Another reason why data management is so important is experimental reproducibility. As modern science becomes increasingly complex, keeping proper track of all experimental details is vital.
“In science, access to a file by itself is meaningless. We also need access to all the context necessary to be able to understand, validate, and potentially replicate what we’re looking at,” Vela said.
Vela explained that the true extent of irreproducibility in preclinical research came to light as pharmaceutical companies began looking for commercialization opportunities within academic research.
They saw this as a way to cut down on internal R&D spending, but unfortunately, pharmaceutical companies faced huge setbacks trying to validate promising research coming from academic institutions. Currently, between 50-90 percent of preclinical research is estimated to be irreproducible.
“Reproducibility is a huge issue for translational science—and sometimes the reasons for such are as common and inane as a graduate student leaving the lab and nobody being able to find or understand that person’s data.”
Vela suggested that proper data management should be of particular importance for translational research institutions such as The University of Texas Health Science Center at San Antonio because research that cannot be validated cannot be translated into clinical applications and therapies.

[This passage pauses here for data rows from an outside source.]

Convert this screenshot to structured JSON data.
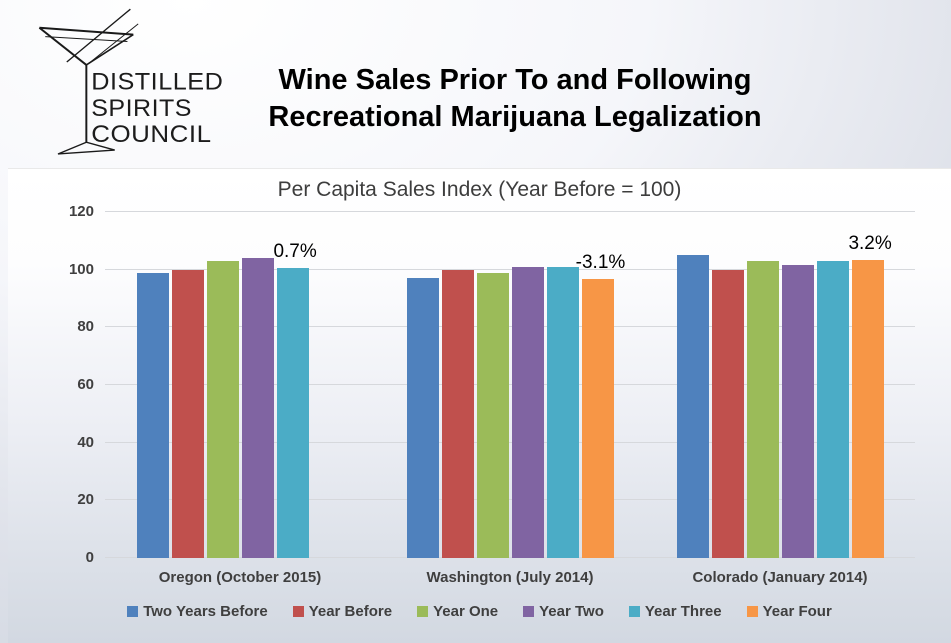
{
  "logo": {
    "lines": [
      "DISTILLED",
      "SPIRITS",
      "COUNCIL"
    ],
    "icon": "martini-glass"
  },
  "title": {
    "line1": "Wine Sales Prior To and Following",
    "line2": "Recreational Marijuana Legalization"
  },
  "chart_data": {
    "type": "bar",
    "title": "Per Capita Sales Index (Year Before = 100)",
    "categories": [
      "Oregon (October 2015)",
      "Washington (July 2014)",
      "Colorado (January 2014)"
    ],
    "series": [
      {
        "name": "Two Years Before",
        "color": "#4F81BD",
        "values": [
          99,
          97,
          105
        ]
      },
      {
        "name": "Year Before",
        "color": "#C0504D",
        "values": [
          100,
          100,
          100
        ]
      },
      {
        "name": "Year One",
        "color": "#9BBB59",
        "values": [
          103,
          99,
          103
        ]
      },
      {
        "name": "Year Two",
        "color": "#8064A2",
        "values": [
          104,
          101,
          101.5
        ]
      },
      {
        "name": "Year Three",
        "color": "#4BACC6",
        "values": [
          100.7,
          101,
          103
        ]
      },
      {
        "name": "Year Four",
        "color": "#F79646",
        "values": [
          null,
          96.9,
          103.2
        ]
      }
    ],
    "annotations": [
      {
        "category_index": 0,
        "series_index": 4,
        "text": "0.7%"
      },
      {
        "category_index": 1,
        "series_index": 5,
        "text": "-3.1%"
      },
      {
        "category_index": 2,
        "series_index": 5,
        "text": "3.2%"
      }
    ],
    "y_axis": {
      "min": 0,
      "max": 120,
      "step": 20,
      "ticks": [
        0,
        20,
        40,
        60,
        80,
        100,
        120
      ]
    },
    "grid": true,
    "legend_position": "bottom"
  }
}
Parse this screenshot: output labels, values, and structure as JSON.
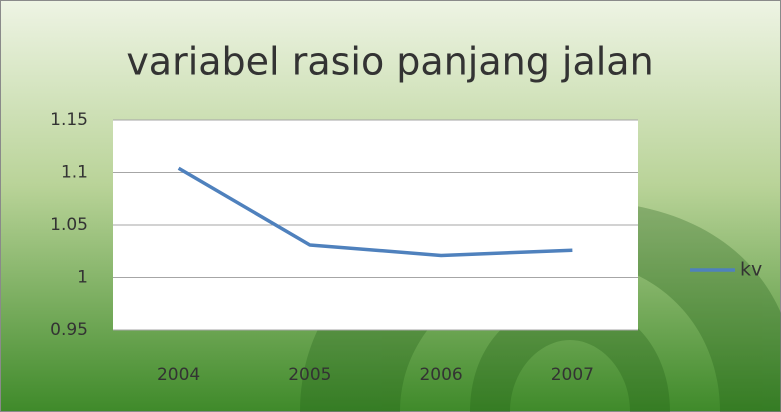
{
  "chart_data": {
    "type": "line",
    "title": "variabel rasio panjang jalan",
    "categories": [
      "2004",
      "2005",
      "2006",
      "2007"
    ],
    "series": [
      {
        "name": "kv",
        "color": "#4f81bd",
        "values": [
          1.104,
          1.031,
          1.021,
          1.026
        ]
      }
    ],
    "ylim": [
      0.95,
      1.15
    ],
    "yticks": [
      0.95,
      1,
      1.05,
      1.1,
      1.15
    ],
    "grid": true,
    "legend": "right"
  }
}
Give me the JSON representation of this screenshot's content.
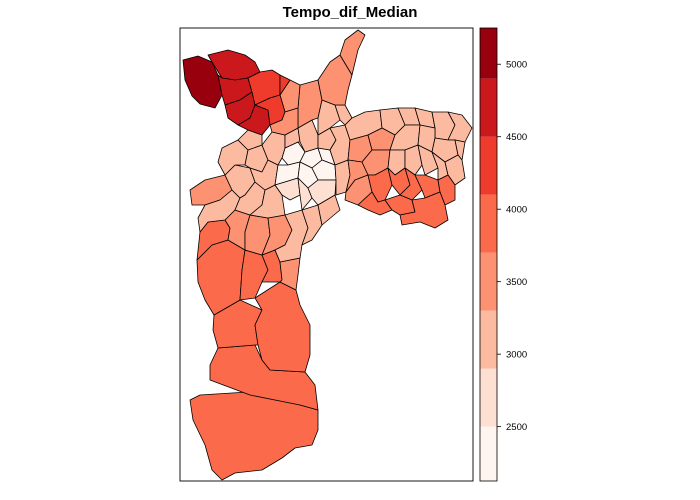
{
  "title": "Tempo_dif_Median",
  "colors": {
    "c1": "#fff5f0",
    "c2": "#fee0d2",
    "c3": "#fcbba1",
    "c4": "#fc9272",
    "c5": "#fb6a4a",
    "c6": "#ef3b2c",
    "c7": "#cb181d",
    "c8": "#99000d"
  },
  "legend": {
    "range": [
      2125,
      5250
    ],
    "breaks": [
      2125,
      2500,
      2900,
      3300,
      3700,
      4100,
      4500,
      4900,
      5250
    ],
    "colors": [
      "#fff5f0",
      "#fee0d2",
      "#fcbba1",
      "#fc9272",
      "#fb6a4a",
      "#ef3b2c",
      "#cb181d",
      "#99000d"
    ],
    "ticks": [
      {
        "value": 2500,
        "label": "2500"
      },
      {
        "value": 3000,
        "label": "3000"
      },
      {
        "value": 3500,
        "label": "3500"
      },
      {
        "value": 4000,
        "label": "4000"
      },
      {
        "value": 4500,
        "label": "4500"
      },
      {
        "value": 5000,
        "label": "5000"
      }
    ]
  }
}
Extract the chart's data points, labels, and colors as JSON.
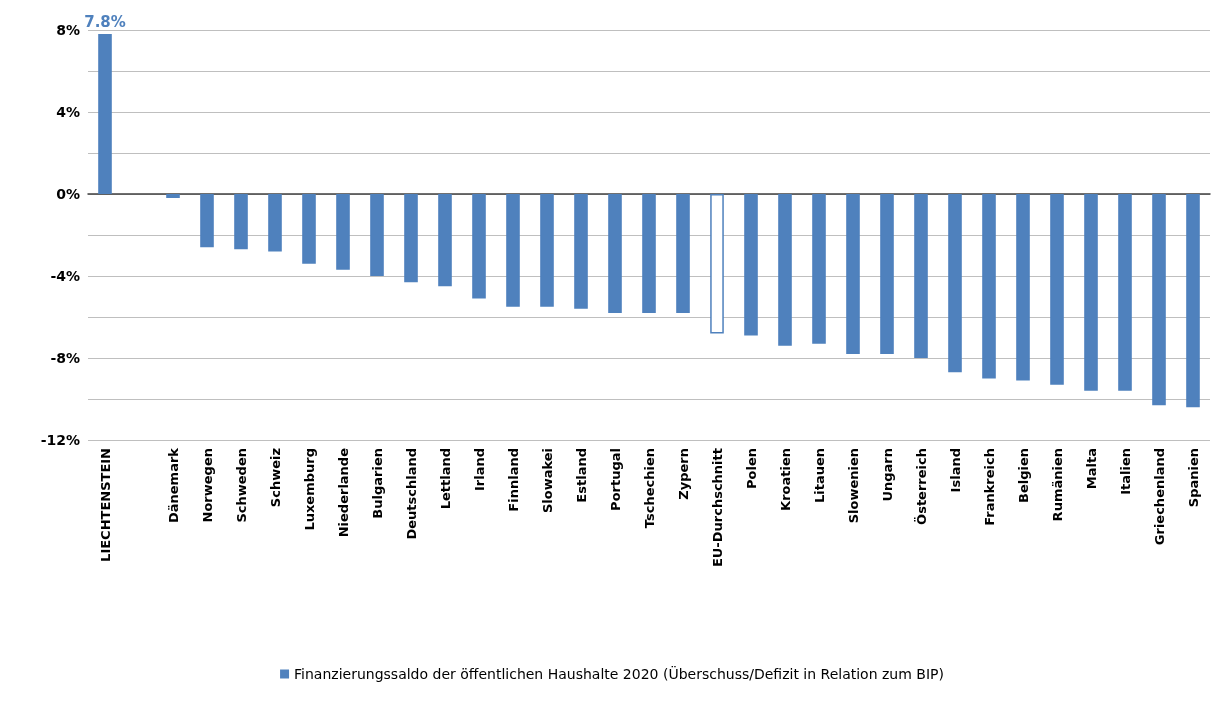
{
  "chart_data": {
    "type": "bar",
    "categories": [
      "LIECHTENSTEIN",
      null,
      "Dänemark",
      "Norwegen",
      "Schweden",
      "Schweiz",
      "Luxemburg",
      "Niederlande",
      "Bulgarien",
      "Deutschland",
      "Lettland",
      "Irland",
      "Finnland",
      "Slowakei",
      "Estland",
      "Portugal",
      "Tschechien",
      "Zypern",
      "EU-Durchschnitt",
      "Polen",
      "Kroatien",
      "Litauen",
      "Slowenien",
      "Ungarn",
      "Österreich",
      "Island",
      "Frankreich",
      "Belgien",
      "Rumänien",
      "Malta",
      "Italien",
      "Griechenland",
      "Spanien"
    ],
    "series": [
      {
        "name": "Finanzierungssaldo der öffentlichen Haushalte 2020 (Überschuss/Defizit in Relation zum BIP)",
        "color": "#4f81bd",
        "values": [
          7.8,
          null,
          -0.2,
          -2.6,
          -2.7,
          -2.8,
          -3.4,
          -3.7,
          -4.0,
          -4.3,
          -4.5,
          -5.1,
          -5.5,
          -5.5,
          -5.6,
          -5.8,
          -5.8,
          -5.8,
          -6.8,
          -6.9,
          -7.4,
          -7.3,
          -7.8,
          -7.8,
          -8.0,
          -8.7,
          -9.0,
          -9.1,
          -9.3,
          -9.6,
          -9.6,
          -10.3,
          -10.4
        ],
        "colors": [
          "#4f81bd",
          null,
          "#4f81bd",
          "#4f81bd",
          "#4f81bd",
          "#4f81bd",
          "#4f81bd",
          "#4f81bd",
          "#4f81bd",
          "#4f81bd",
          "#4f81bd",
          "#4f81bd",
          "#4f81bd",
          "#4f81bd",
          "#4f81bd",
          "#4f81bd",
          "#4f81bd",
          "#4f81bd",
          "#ffffff",
          "#4f81bd",
          "#4f81bd",
          "#4f81bd",
          "#4f81bd",
          "#4f81bd",
          "#4f81bd",
          "#4f81bd",
          "#4f81bd",
          "#4f81bd",
          "#4f81bd",
          "#4f81bd",
          "#4f81bd",
          "#4f81bd",
          "#4f81bd"
        ],
        "value_labels": [
          "7.8%",
          null,
          null,
          null,
          null,
          null,
          null,
          null,
          null,
          null,
          null,
          null,
          null,
          null,
          null,
          null,
          null,
          null,
          null,
          null,
          null,
          null,
          null,
          null,
          null,
          null,
          null,
          null,
          null,
          null,
          null,
          null,
          null
        ]
      }
    ],
    "ylim": [
      -12,
      8
    ],
    "yticks": [
      {
        "value": -12,
        "label": "-12%"
      },
      {
        "value": -10,
        "label": null
      },
      {
        "value": -8,
        "label": "-8%"
      },
      {
        "value": -6,
        "label": null
      },
      {
        "value": -4,
        "label": "-4%"
      },
      {
        "value": -2,
        "label": null
      },
      {
        "value": 0,
        "label": "0%"
      },
      {
        "value": 2,
        "label": null
      },
      {
        "value": 4,
        "label": "4%"
      },
      {
        "value": 6,
        "label": null
      },
      {
        "value": 8,
        "label": "8%"
      }
    ],
    "grid": "y",
    "legend": "bottom"
  }
}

He also explained that most scientists today usually rely on their personal Google Drive and Dropbox accounts to store data. This means that when they leave the lab, the data often goes with them.

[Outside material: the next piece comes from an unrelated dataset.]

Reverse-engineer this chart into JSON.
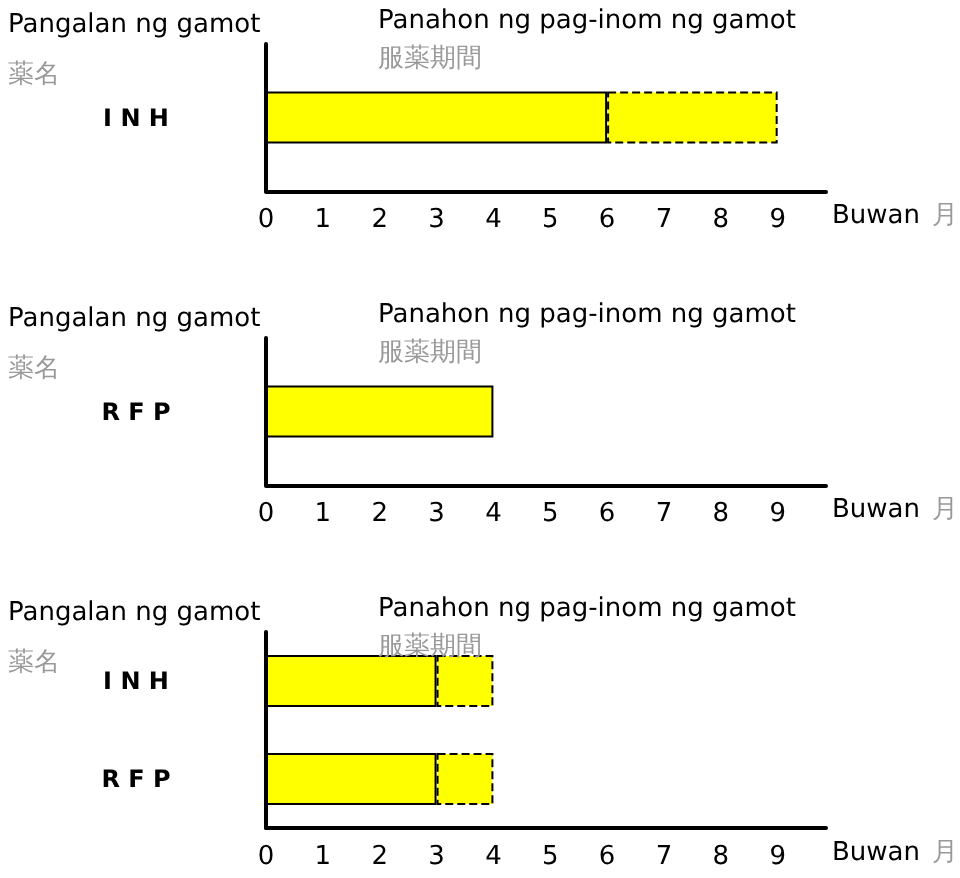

“[Improper data management is] not just a technology problem. It’s also a human problem. Lab Notebooks can still useful, but for most people, the notebook has become the equivalent of a post-it note,” he said.
“Technology alone will not solve our data management problems. We also need to be more aware of our habits, introduce better training, and strive to keep more detailed records.”

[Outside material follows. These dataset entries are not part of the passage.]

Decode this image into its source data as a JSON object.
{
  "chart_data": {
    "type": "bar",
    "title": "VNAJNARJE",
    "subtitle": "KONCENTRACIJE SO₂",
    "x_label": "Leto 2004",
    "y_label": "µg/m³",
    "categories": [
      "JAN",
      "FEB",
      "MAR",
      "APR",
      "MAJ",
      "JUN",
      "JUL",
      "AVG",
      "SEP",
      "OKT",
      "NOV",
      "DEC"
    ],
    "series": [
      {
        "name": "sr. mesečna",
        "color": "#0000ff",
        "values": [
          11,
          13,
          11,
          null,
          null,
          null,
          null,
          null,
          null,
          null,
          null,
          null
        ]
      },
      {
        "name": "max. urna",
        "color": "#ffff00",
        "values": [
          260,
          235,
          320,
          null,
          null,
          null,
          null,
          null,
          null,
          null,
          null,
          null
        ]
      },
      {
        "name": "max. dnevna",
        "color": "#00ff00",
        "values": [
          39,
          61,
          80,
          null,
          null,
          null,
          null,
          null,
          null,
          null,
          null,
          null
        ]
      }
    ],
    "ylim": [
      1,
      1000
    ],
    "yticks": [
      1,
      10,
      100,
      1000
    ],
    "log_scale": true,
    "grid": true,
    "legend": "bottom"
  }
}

Lastly, Vela explained that it’s important for scientists to learn and practice proper data management because data management plans are now being required by funding agencies like the NIH and the NSF with every grant application.
Funding agencies and publishers alike see data management plans as a way to enhance research transparency, reproducibility, and accessibility, and funding eligibility will depend on them.
Here are some of his best tips. For additional references and help on how to make your own plan, visit this link.
1) Plan Ahead
Think about how much data you think you might generate, where you will be storing the data, and what those storage costs might be. Will data be stored on an institutional server or an external hard drive? Are you allowed to keep copies on your Dropbox or Google Drive, and what happens if you run out of free storage? Importantly, how do you plan on making primary data publicly available after publication? Public repositories might already exist for your type of research data. Alternatively, sites like Figshare, Dryad, or the Dataverse Project might offer an alternative.
2) Stick To A File Naming Convention
Do not label your files DSC200004, instead figure out a labeling convention that your entire lab will know so when you leave, they will be able to easily pull the files they need.
3) Add a Readme file
Keeping these within project and experiment folder is a simple way to help people figure out how to navigate your data more efficiently
4) Back Up Your Data
Always backup your data, and make sure your backups don’t live next to your original data. Vela mentioned the case of a researcher who had her data backups on an external hard drive which she kept in her backpack, along with her laptop. One day, her backpack was stolen, resulting in years of lost data. Don’t keep those external hard drives next to the computer you work on either. What if there was a chemical fire or an emergency at the lab? Cloud storage is a great way to keep backups.
5) Avoid Data Lock In
Make sure that the tools and software that you choose to use for data management offers an easy way to retrieve or export your data in case the manufacturer or product goes out of business or becomes obsolete.
6) Engage Administrators
Ask your PI, department head, and administrative offices how to handle data storage and long-term data preservation. Is there a lab or institutional plan already in place?
7) Using the Cloud
Many people are wary of the cloud but the reality is your data is usually safer in the cloud, much like your money is safer in the bank. It’s much easier to hack into your personal computer than it is to hack cloud providers. Likewise, your computer is much more likel
y to crash, whereas its almost impossible for cloud storage providers like Amazon, Google, or Rackspace to lose your data.
8) Address Privacy Concerns
When using cloud and software providers, be sure to read the terms of conditions. For example, some data type should only be stored on HIPAA-compliant cloud storage, and must be de-identified.